At the start of the new tax year on April 6, 2015, the income tax personal allowance rose from £10,000 to £10,600. In other words, you now won’t pay income tax on earnings below £10,600.
Further increases to the personal allowance are scheduled in April 2016 and April 2017. For a full breakdown of personal allowances, click here.
The new tax year also brought good news for savers as the 10% starting rate for savings interest was scrapped.
Originally announced in the 2014 Budget, the government has also increased the amount of savings income the new 0% rate applies to from £2,880 to £5,000. This means that if your total income is less than £15,500 you won’t pay any tax on your savings. You can find out more about this here.
Up to five million pensioners who currently receive a guaranteed income for life from an annuity have also benefited from the Budget. That’s because they can now sell their right to that income in return for a lump sum without paying a hefty tax charge of 55% (instead, tax will be levied at your personal rate).
What’s still to come?
So that’s what’s already happened this year. Here’s a quick run-through of what to expect over the coming months:
In the autumn
This autumn should see the launch of the Help to Buy ISA which aims to help first-time buyers save up a deposit for their first home.
Up to £200 a month can be saved into the Help to Buy ISA, with the government topping up contributions by another 25% - this means that for every £200 you save, the government will pay a further £50.

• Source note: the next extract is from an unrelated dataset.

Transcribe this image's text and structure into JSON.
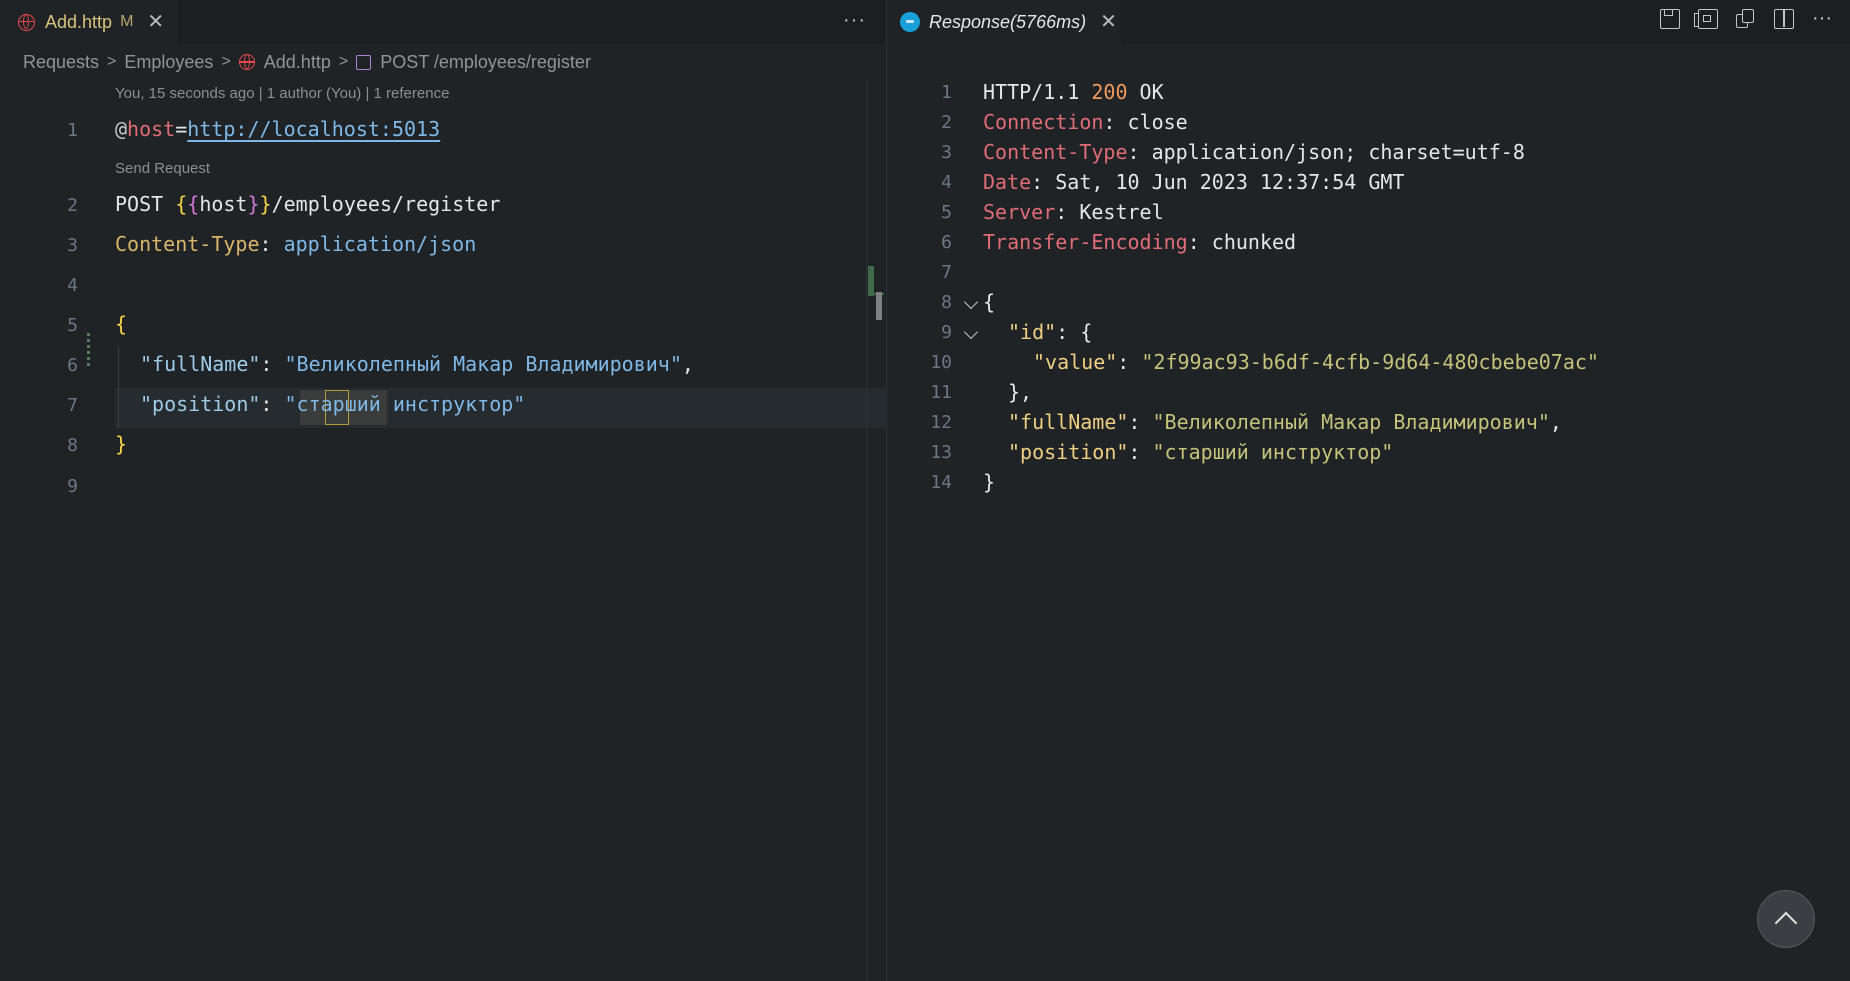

The most you’ll be able to save into your ISA is £2,400 a year, although in the first year you can start your ISA with an initial £1,000, onto which the government will add £250.
From April 6 next year, basic rate taxpayers will be able to earn the first £1,000 of savings interest tax-free...
Remember that as this is an ISA you won’t pay tax on the interest you earn.
ISAs in general are also set to become more flexible this autumn, as savers will be able to withdraw cash and deposit it again without losing its tax-free status (as happens now) – this is so long as the balance doesn’t exceed the annual limit.
With a flexible ISA, you will also be able to invest in certain bonds and other financial vehicles.
From October, the national minimum wage will increase by 20p an hour to £6.70. Class 2 National Insurance (NI) contributions for the self-employed are also due to be scrapped, though it isn’t yet clear when.
Annual tax returns are set to be abolished and replaced with new digital tax accounts from next year. It’s hoped that all taxpayers will be able to use the new system by 2020.
The pension lifetime allowance will also fall from £1.25 million to £1 million next April. This is the amount that can be paid out from your accumulated pension investments without triggering an additional tax charge.
And, perhaps the biggest news of all, from April 6 next year, basic rate taxpayers will be able to earn the first £1,000 of savings interest tax-free, rather than paying 20% tax.
Higher-rate taxpayers will be able to earn the first £500 tax-free, rather than paying 40% tax.